O presidente mexicano e os principais funcionários da área assumiram publicamente que os aparelhos de segurança e os governos municipais, estatais e federais estão cooptados até a medula.
A reportagem é de Gerardo Albarrán de Alba, do jornal argentino Página/12, 25-09-2008. A tradução é de Moisés Sbardelotto.
O Estado mexicano é incapaz de garantir a segurança de seus cidadãos, reconheceu o governo de direita de Felipe Calderón, cuja impotência e ineficácia contra o crime organizado ficaram expostas durantes dois dias consecutivos pelos secretários de Governo e Segurança Pública, junto com o procurado geral da República, em pouco mais de 10 horas de depoimentos diante de legisladores.
Há mais de uma semana do ataque com granadas contra civis em uma praça pública na cidade de Morelia, cujo saldo elevou-se no sábado a oito mortos, nenhum dos três funcionários teve uma só resposta satisfatória para deputados e senadores sobre as investigações realizadas.
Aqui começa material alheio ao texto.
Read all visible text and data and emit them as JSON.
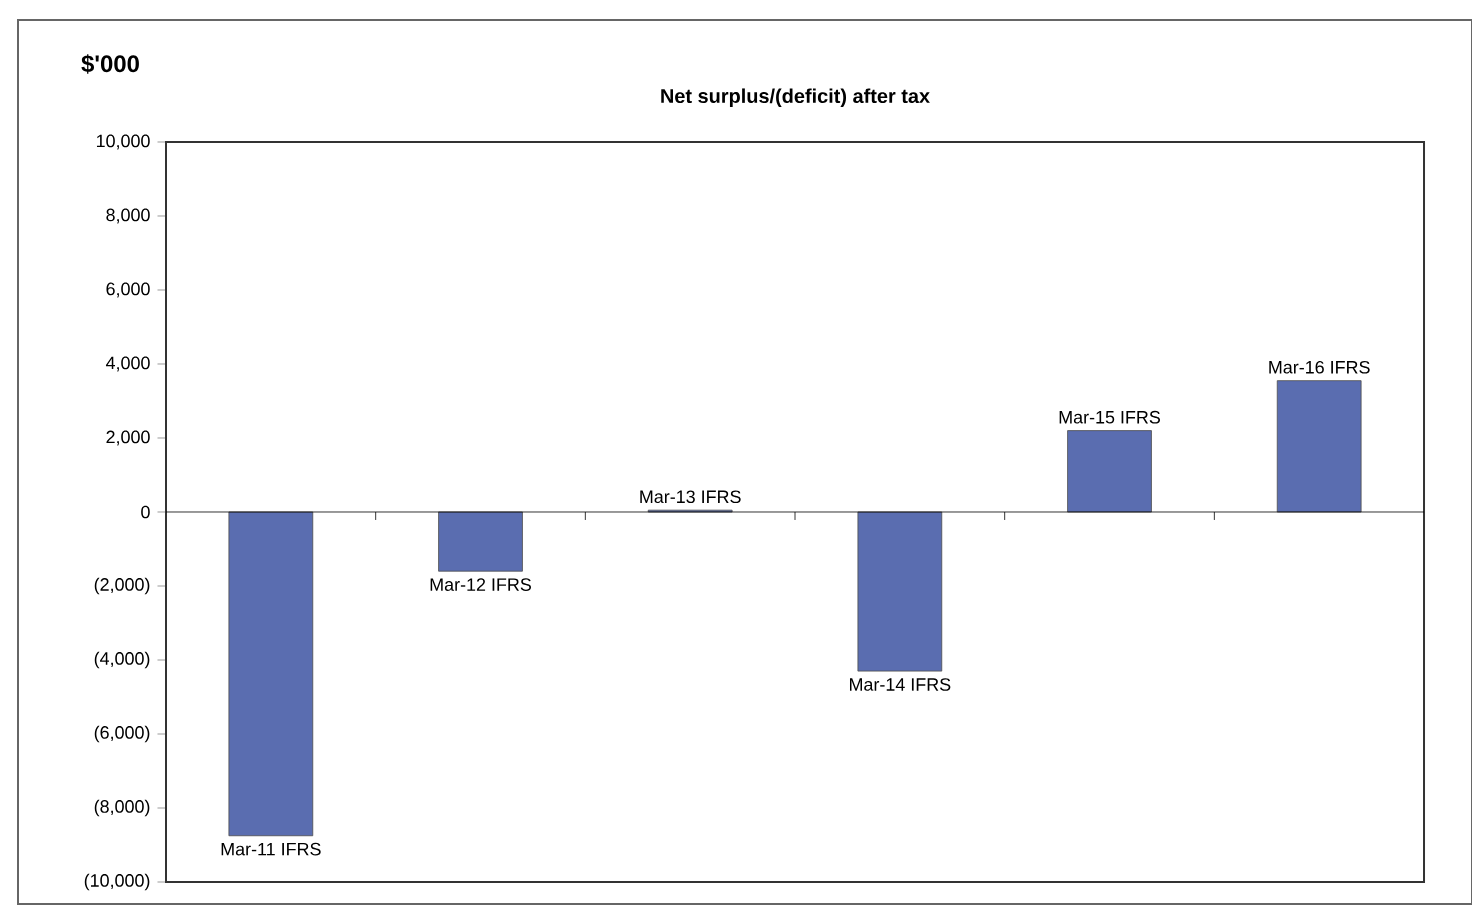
{
  "chart_data": {
    "type": "bar",
    "title": "Net surplus/(deficit) after tax",
    "ylabel": "$'000",
    "categories": [
      "Mar-11 IFRS",
      "Mar-12 IFRS",
      "Mar-13 IFRS",
      "Mar-14 IFRS",
      "Mar-15 IFRS",
      "Mar-16 IFRS"
    ],
    "values": [
      -8750,
      -1600,
      50,
      -4300,
      2200,
      3550
    ],
    "color": "#5a6db0",
    "ylim": [
      -10000,
      10000
    ],
    "yticks": [
      {
        "value": -10000,
        "label": "(10,000)"
      },
      {
        "value": -8000,
        "label": "(8,000)"
      },
      {
        "value": -6000,
        "label": "(6,000)"
      },
      {
        "value": -4000,
        "label": "(4,000)"
      },
      {
        "value": -2000,
        "label": "(2,000)"
      },
      0,
      {
        "value": 2000,
        "label": "2,000"
      },
      {
        "value": 4000,
        "label": "4,000"
      },
      {
        "value": 6000,
        "label": "6,000"
      },
      {
        "value": 8000,
        "label": "8,000"
      },
      {
        "value": 10000,
        "label": "10,000"
      }
    ],
    "ref_lines": [
      {
        "axis": "y",
        "value": 0,
        "color": "#000000"
      }
    ]
  }
}
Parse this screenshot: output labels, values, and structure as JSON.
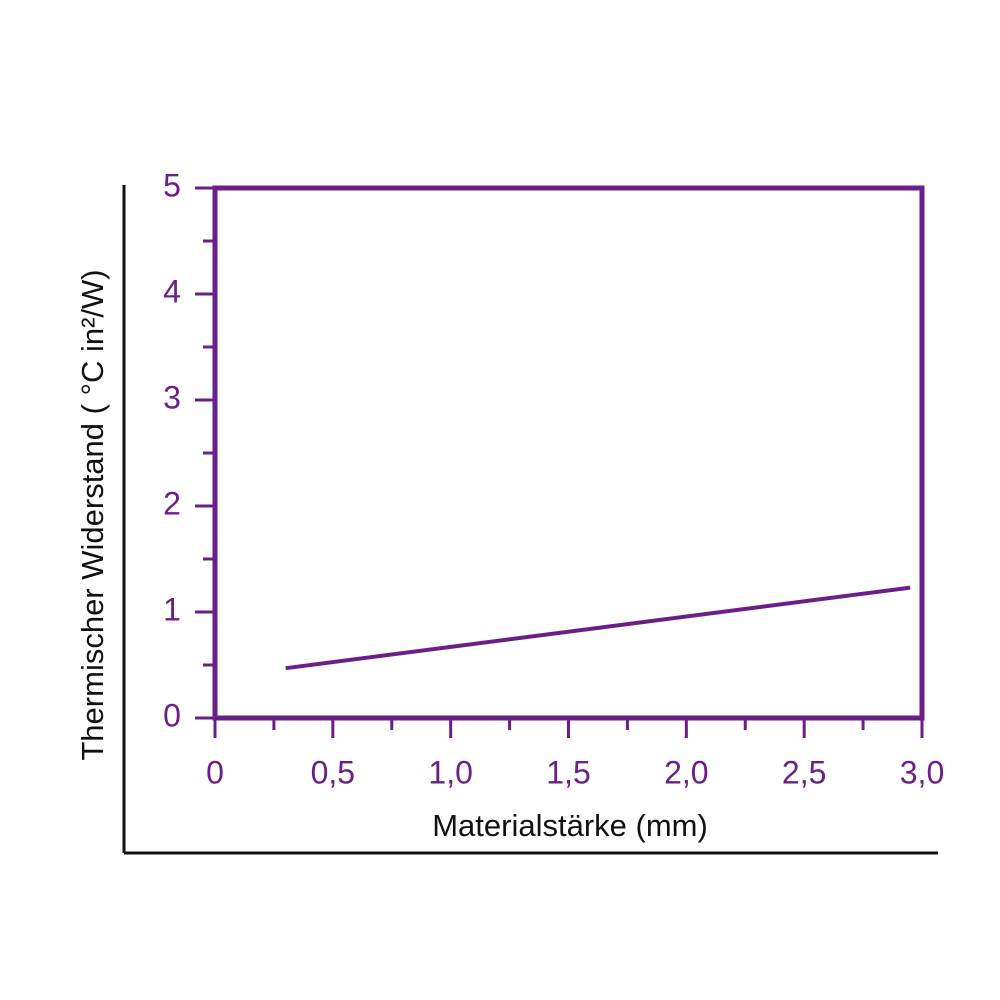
{
  "chart_data": {
    "type": "line",
    "x_label": "Materialstärke (mm)",
    "y_label": "Thermischer Widerstand ( °C in²/W)",
    "x": [
      0.3,
      2.95
    ],
    "series": [
      {
        "color": "#6b1e87",
        "values": [
          0.47,
          1.23
        ]
      }
    ],
    "xlim": [
      0,
      3
    ],
    "xticks": [
      0,
      {
        "value": 0.5,
        "label": "0,5"
      },
      {
        "value": 1,
        "label": "1,0"
      },
      {
        "value": 1.5,
        "label": "1,5"
      },
      {
        "value": 2,
        "label": "2,0"
      },
      {
        "value": 2.5,
        "label": "2,5"
      },
      {
        "value": 3,
        "label": "3,0"
      }
    ],
    "ylim": [
      0,
      5
    ],
    "yticks": [
      0,
      1,
      2,
      3,
      4,
      5
    ],
    "axis_color": "#6b1e87",
    "grid": false
  }
}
Na realidade, o que eles fizeram foi mostrar-se derrotados, pois aceitaram que os aparelhos de segurança e os governos municipais, estatais e o federal estão cooptados até a medula.
“Enquanto as polícias estejam infiltradas, não podemos, plenamente, garantir a segurança” da população mexicana, reconheceu o secretário de Governo, Juan Camilo Mouriño, que também admitiu a alta probabilidade de que o narcotráfico financie campanhas políticas nas próximas eleições federais de deputados e senadores, assim como uma dezena de governos estatais e congressos locais em 2009. No que muitos analistas não souberam definir se se tratava de reconhecimento da debilidade governamental ou de um grande cinismo político, o responsável pela segurança interna do país e os outros dois responsáveis pela segurança pública se negaram a renunciar a seus cargos, depois das denúncias da oposição, que mais de uma vez lhes exigiu separar-se de seus cargos diante de sua evidente incapacidade. O secretário de Governo, pelo menos, assumiu que, nessas circunstâncias, o governo de Calderón “também não (pode) gozar da confiança dos cidadãos”.
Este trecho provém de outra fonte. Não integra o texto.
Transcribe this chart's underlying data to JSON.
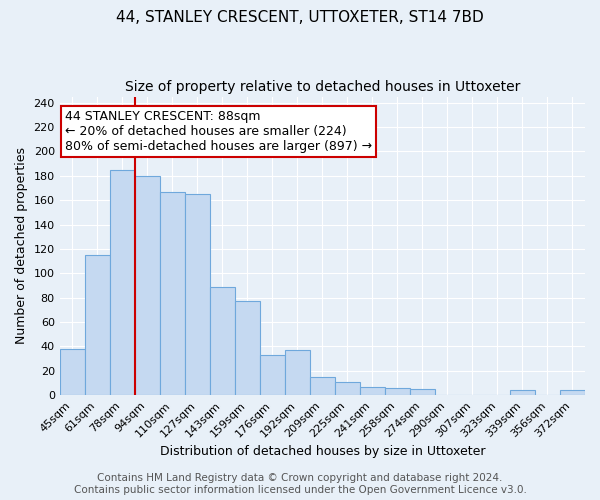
{
  "title": "44, STANLEY CRESCENT, UTTOXETER, ST14 7BD",
  "subtitle": "Size of property relative to detached houses in Uttoxeter",
  "xlabel": "Distribution of detached houses by size in Uttoxeter",
  "ylabel": "Number of detached properties",
  "bar_labels": [
    "45sqm",
    "61sqm",
    "78sqm",
    "94sqm",
    "110sqm",
    "127sqm",
    "143sqm",
    "159sqm",
    "176sqm",
    "192sqm",
    "209sqm",
    "225sqm",
    "241sqm",
    "258sqm",
    "274sqm",
    "290sqm",
    "307sqm",
    "323sqm",
    "339sqm",
    "356sqm",
    "372sqm"
  ],
  "bar_values": [
    38,
    115,
    185,
    180,
    167,
    165,
    89,
    77,
    33,
    37,
    15,
    11,
    7,
    6,
    5,
    0,
    0,
    0,
    4,
    0,
    4
  ],
  "bar_color": "#c5d9f1",
  "bar_edge_color": "#6fa8dc",
  "vline_color": "#cc0000",
  "annotation_text": "44 STANLEY CRESCENT: 88sqm\n← 20% of detached houses are smaller (224)\n80% of semi-detached houses are larger (897) →",
  "annotation_box_color": "#ffffff",
  "annotation_border_color": "#cc0000",
  "ylim": [
    0,
    245
  ],
  "yticks": [
    0,
    20,
    40,
    60,
    80,
    100,
    120,
    140,
    160,
    180,
    200,
    220,
    240
  ],
  "footer_line1": "Contains HM Land Registry data © Crown copyright and database right 2024.",
  "footer_line2": "Contains public sector information licensed under the Open Government Licence v3.0.",
  "bg_color": "#e8f0f8",
  "plot_bg_color": "#e8f0f8",
  "title_fontsize": 11,
  "subtitle_fontsize": 10,
  "axis_label_fontsize": 9,
  "tick_fontsize": 8,
  "annotation_fontsize": 9,
  "footer_fontsize": 7.5,
  "bar_width": 1.0
}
Tal confiança parte não apenas da desproporcional escalada de violência que aflige o país desde o final de 2006, que custou a vida de mais de três mil pessoas, mas também de sinalizações diretas dos cartéis do narcotráfico que, nas últimas semanas, denunciaram a existência de pactos criminais realizados com funcionários públicos, assim como a corrupção generalizada em todos os níveis do governo.
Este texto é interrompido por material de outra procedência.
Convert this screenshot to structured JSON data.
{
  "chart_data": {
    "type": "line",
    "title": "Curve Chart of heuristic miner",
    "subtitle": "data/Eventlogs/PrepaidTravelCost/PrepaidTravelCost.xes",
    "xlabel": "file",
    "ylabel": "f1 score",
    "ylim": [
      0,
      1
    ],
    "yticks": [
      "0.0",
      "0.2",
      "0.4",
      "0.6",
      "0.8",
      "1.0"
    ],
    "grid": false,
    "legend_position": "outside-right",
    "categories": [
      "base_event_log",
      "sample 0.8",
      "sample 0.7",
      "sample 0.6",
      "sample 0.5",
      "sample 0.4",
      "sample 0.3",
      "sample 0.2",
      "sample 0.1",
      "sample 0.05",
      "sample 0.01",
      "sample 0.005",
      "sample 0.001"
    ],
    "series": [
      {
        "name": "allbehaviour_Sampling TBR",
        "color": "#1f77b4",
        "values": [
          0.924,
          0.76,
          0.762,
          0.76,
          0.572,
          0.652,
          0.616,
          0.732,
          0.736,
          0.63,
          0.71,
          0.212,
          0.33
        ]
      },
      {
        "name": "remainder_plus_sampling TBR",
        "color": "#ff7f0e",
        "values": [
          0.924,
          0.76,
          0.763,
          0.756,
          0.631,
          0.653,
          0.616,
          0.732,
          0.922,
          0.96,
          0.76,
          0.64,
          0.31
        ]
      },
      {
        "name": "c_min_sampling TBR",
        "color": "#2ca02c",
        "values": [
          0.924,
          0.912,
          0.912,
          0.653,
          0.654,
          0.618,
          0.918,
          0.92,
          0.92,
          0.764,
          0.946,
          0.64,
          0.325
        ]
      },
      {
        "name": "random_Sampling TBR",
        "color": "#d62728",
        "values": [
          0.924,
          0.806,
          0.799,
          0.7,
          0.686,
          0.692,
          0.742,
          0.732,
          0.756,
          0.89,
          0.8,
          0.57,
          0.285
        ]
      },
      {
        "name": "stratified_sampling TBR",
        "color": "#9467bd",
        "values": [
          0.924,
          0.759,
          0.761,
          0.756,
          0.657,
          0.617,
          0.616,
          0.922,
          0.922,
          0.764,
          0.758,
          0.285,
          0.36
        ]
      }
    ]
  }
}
No entanto, na terça-feira, o secretário de Segurança Pública, Genaro García Luna, e o procurador Eduardo Medina Mora negaram diante dos senadores que a administração de Calderón tenha realizado pactos com narcotraficantes ou que vá realizá-los, como os principais cartéis da droga os acusaram nos últimos meses: batem em um grupo enquanto protegem outro. Porém, reconheceram que todas as polícias do país estão infiltradas pelo crime organizado e, o que é pior, que pelo menos dois mil policiais ganharam proteção para ser reinstalados em seus postos, depois de serem despedidos por corrupção.
De passagem, advertiram que ninguém deve esperar resultados efetivos quando se cumpram os cem dias do Acordo Nacional pela Segurança, pela Justiça e pela Legalidade, ainda que os três níveis do governo tenham se comprometido com sua assinatura. “Não vamos ver uma mudança substancial. O que vamos ver é se as instituições públicas do Executivo federal, as entidades federativas, os outros poderes colocaram em marcha ou não os processos que vão levar ao cumprimento desses objetivos”, disse o procurador Medina Mora. O prazo vence no dia 2 de dezembro.
Ontem, as baterias dos deputados se centraram no secretário de Governo, pois o secretário de Segurança Pública e o procurador geral da República haviam sido questionados na véspera, no Senado da República. De qualquer forma, a ala civil do gabinete de segurança de Felipe Calderón foi protegida sem constrangimento pelos deputados do governista PAN e seus aliados do contraditoriamente direitista Partido Verde. Mas nem assim saíram beneficiados. Mouriño teve que reconhecer inclusive a incapacidade do Centro de Investigação e Segurança Nacional (Cisen, a polícia política do regime) para combater o crime organizado, enquanto o procurador insistia que já não se trata de uma disjuntiva entre pacto ou violência: “a violência já está aí”.
Diante do pleno dos deputados, os funcionários exasperaram a oposição, que gritava em coro sua exigência de que cúmplices e corruptos renunciem, por serem ineficientes. Apesar de que no começo do seu depoimento juraram dizer a verdade, todas as suas respostas vinham preparadas em cartões, e eles as liam de cor, sem sair nem um só momento de seu roteiro. Todas as vezes que não tiveram uma saída preparada, simplesmente ignoraram os questionamentos.